Melancholy, in Il Penseroso, does not have the same parentage as Mirth does in L'Allegro; Melancholy comes from Saturn and Vesta, who are connected to science and a focus on the heavens. Melancholy is connected in the poem with the "heavenly" muse Urania, the goddess of inspiring epics, through her focus and through her relationship with Saturn. Furthermore, she is related to prophecy, and the prophetic account within the final lines of Il Penseroso does not suggest that isolation is ideal, but they do emphasise the importance of experience and an understanding of nature. The higher life found within the poem, as opposed to the one within L'Allegro, allows an individual to experience such a vision.
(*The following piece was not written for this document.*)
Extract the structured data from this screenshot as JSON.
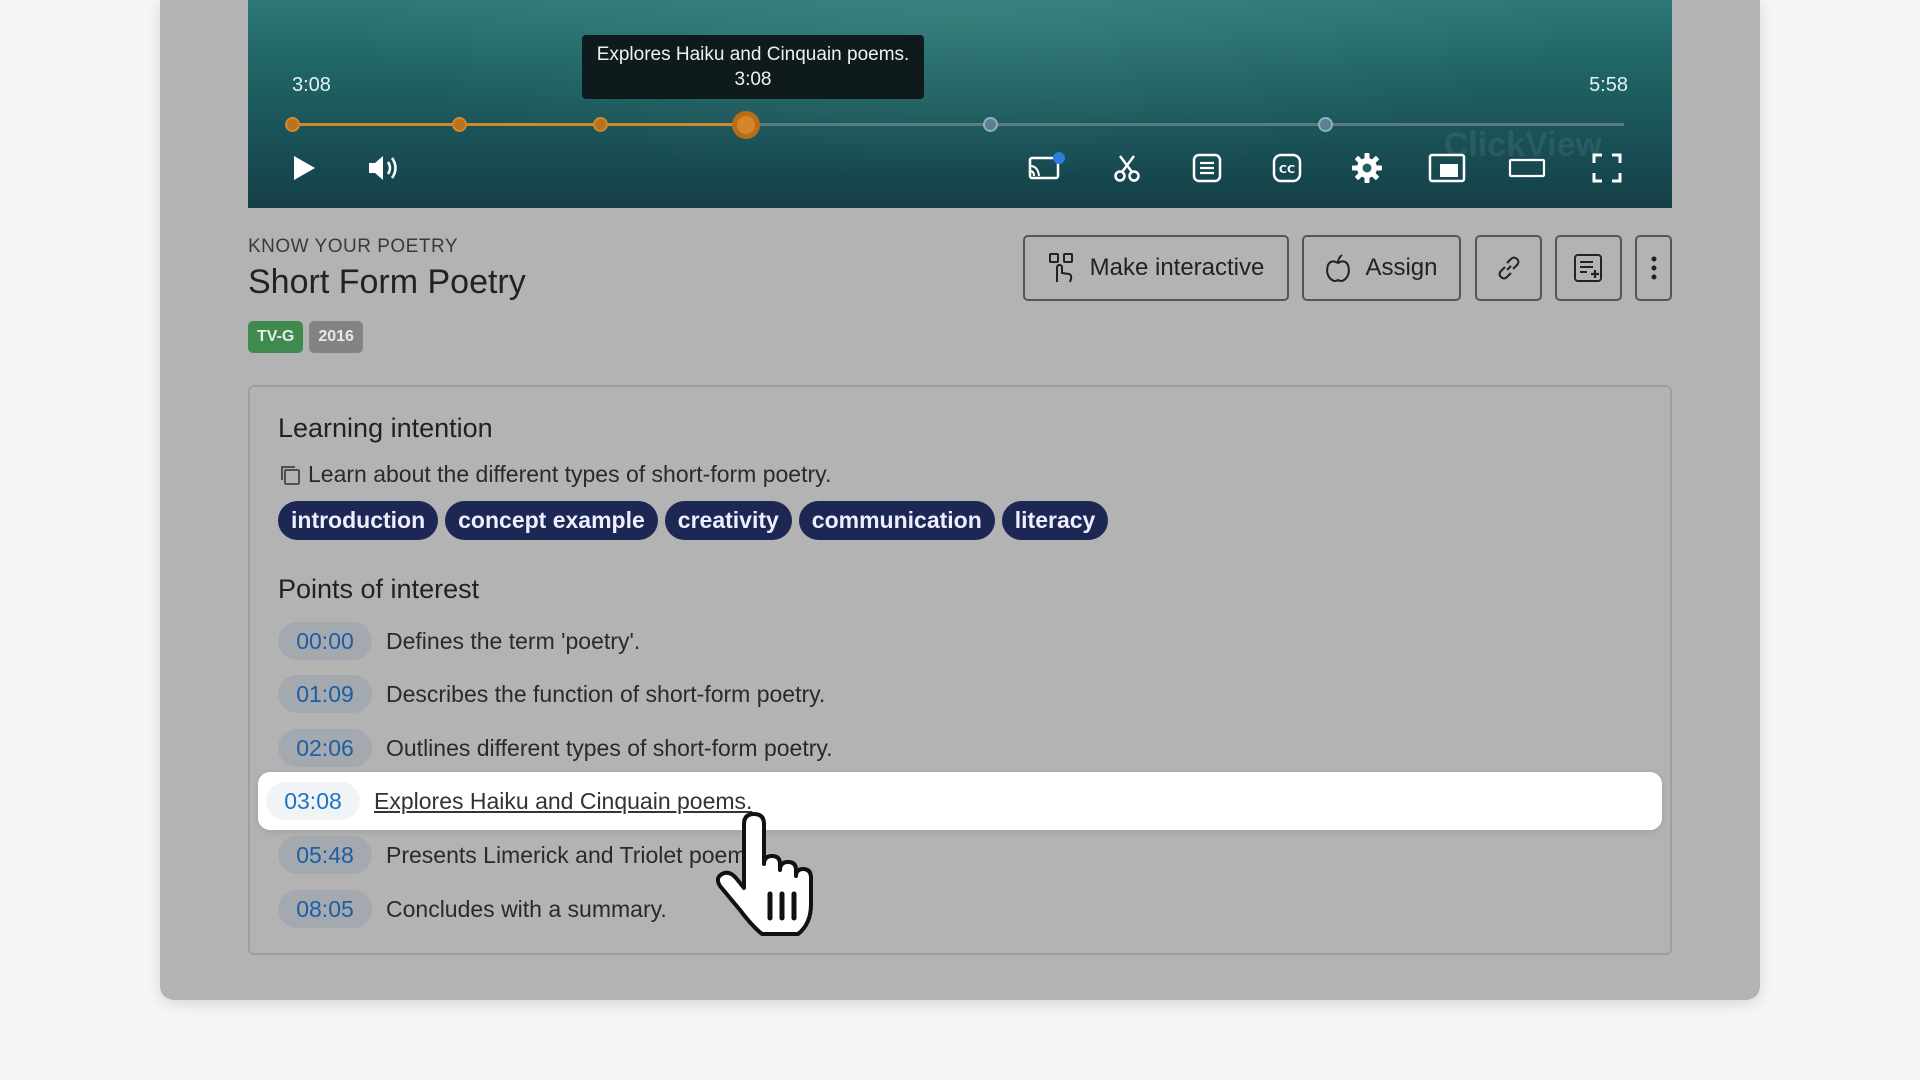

The poems have been classified in various traditions and genres by various scholars, including: as academic writing by E. M. W. Tillyard; as pastoral by Sara Watson; as part of classical philosophy by Maren-Sofie Rostvig; as part of Renaissance encomia by S. P. Woodhouse and Douglas Bush, and as similar to Homeric hymns and Pindaric odes. Stella Revard believes that the poems follow the classical hymn model which discuss goddesses that are connected to poetry and uses these females to replace Apollo completely.

==Critical reception==
During the eighteenth century, both Il Penseroso and L'Allegro were popular and were widely imitated. The poet and engraver William Blake, who was deeply influenced by Milton's poetry and personality, made illustrations to both L'Allegro and Il Penseroso.
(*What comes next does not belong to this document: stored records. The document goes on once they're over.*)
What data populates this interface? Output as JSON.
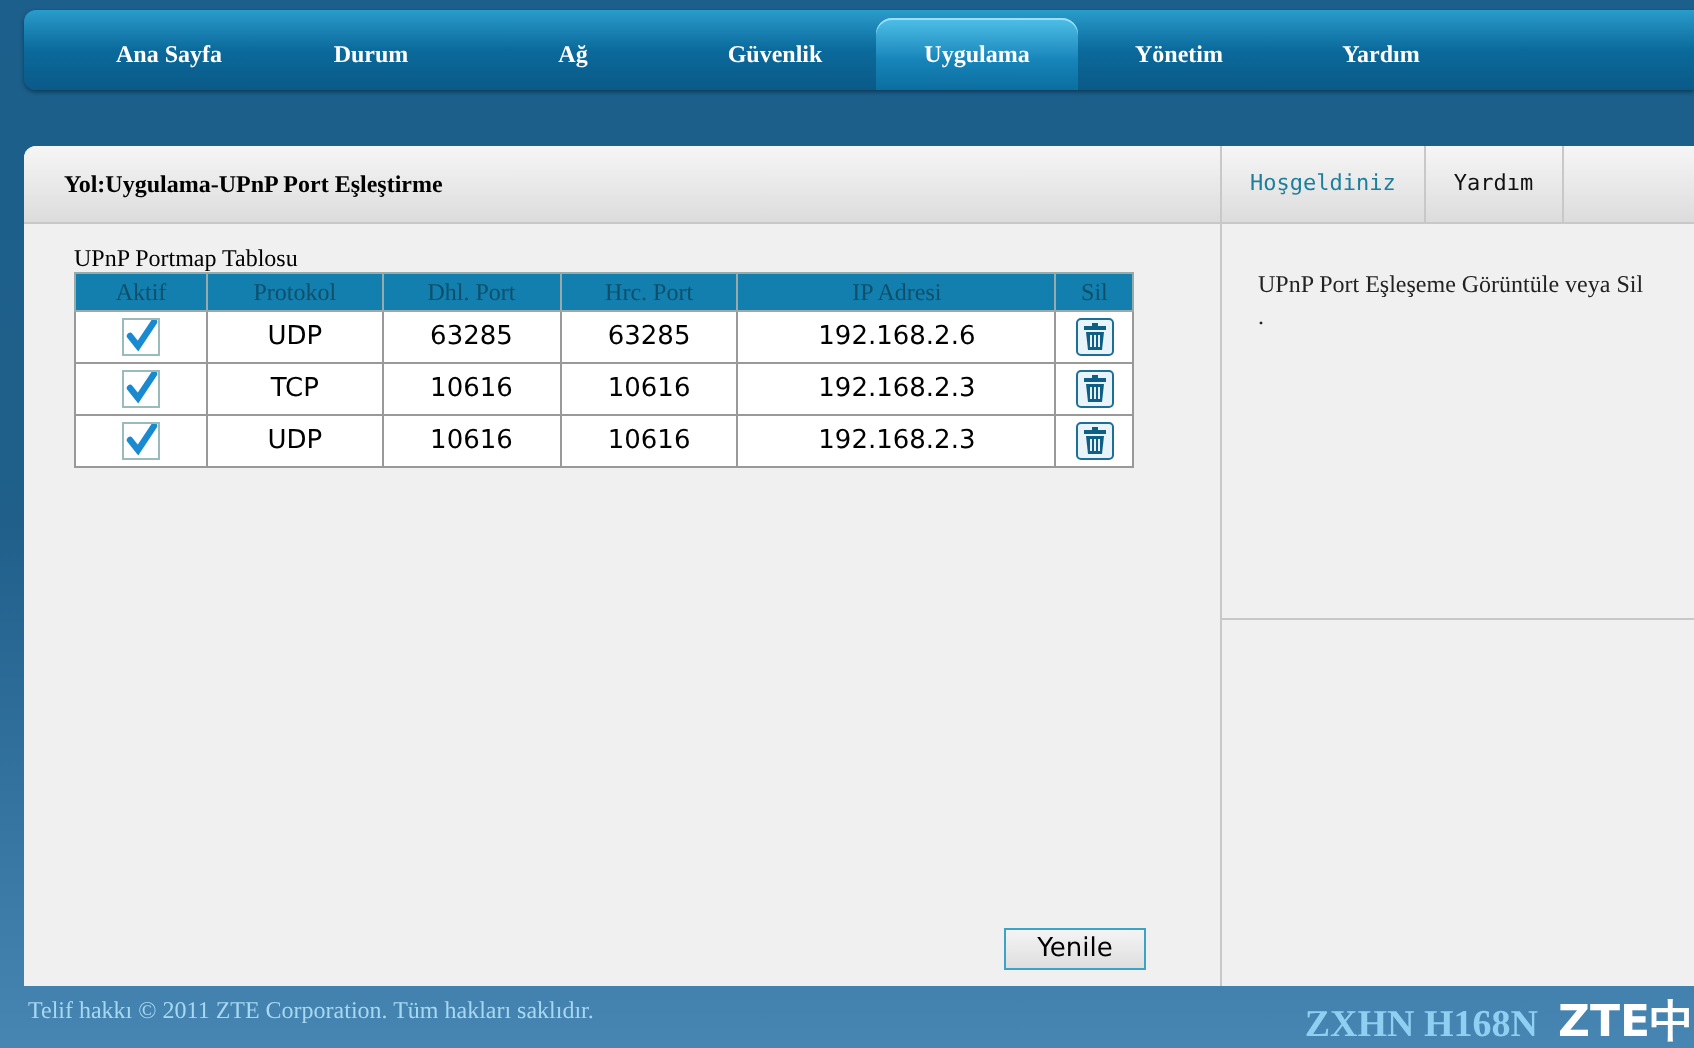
{
  "nav": {
    "tabs": [
      {
        "label": "Ana Sayfa",
        "selected": false
      },
      {
        "label": "Durum",
        "selected": false
      },
      {
        "label": "Ağ",
        "selected": false
      },
      {
        "label": "Güvenlik",
        "selected": false
      },
      {
        "label": "Uygulama",
        "selected": true
      },
      {
        "label": "Yönetim",
        "selected": false
      },
      {
        "label": "Yardım",
        "selected": false
      }
    ]
  },
  "breadcrumb": "Yol:Uygulama-UPnP Port Eşleştirme",
  "table": {
    "caption": "UPnP Portmap Tablosu",
    "columns": [
      "Aktif",
      "Protokol",
      "Dhl. Port",
      "Hrc. Port",
      "IP Adresi",
      "Sil"
    ],
    "rows": [
      {
        "checked": true,
        "cells": [
          "",
          "UDP",
          "63285",
          "63285",
          "192.168.2.6"
        ]
      },
      {
        "checked": true,
        "cells": [
          "",
          "TCP",
          "10616",
          "10616",
          "192.168.2.3"
        ]
      },
      {
        "checked": true,
        "cells": [
          "",
          "UDP",
          "10616",
          "10616",
          "192.168.2.3"
        ]
      }
    ]
  },
  "refresh_button": "Yenile",
  "side_tabs": [
    {
      "label": "Hoşgeldiniz",
      "selected": true
    },
    {
      "label": "Yardım",
      "selected": false
    }
  ],
  "help_text": "UPnP Port Eşleşeme Görüntüle veya Sil",
  "help_text_2": ".",
  "footer": {
    "copyright": "Telif hakkı © 2011 ZTE Corporation. Tüm hakları saklıdır.",
    "model": "ZXHN H168N",
    "logo": "ZTE中"
  }
}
L'Allegro, il Penseroso ed il Moderato is a pastoral ode by George Frideric Handel based on the poem. In an attempt to unite the two poems into a singular "moral design", at Handel's request, Charles Jennens added a new poem, "il Moderato", to create a third movement.

Stella Revard believes that Milton, in his first publication of poems, "takes care to showcase himself as a poet in these first and last selections and at the same time to build his poetic reputation along the way by skillful positioning of poems such as L'Allegro and Il Penseroso."

The poem features in the Oxford Book of English Verse as edited by Arthur Quiller-Couch.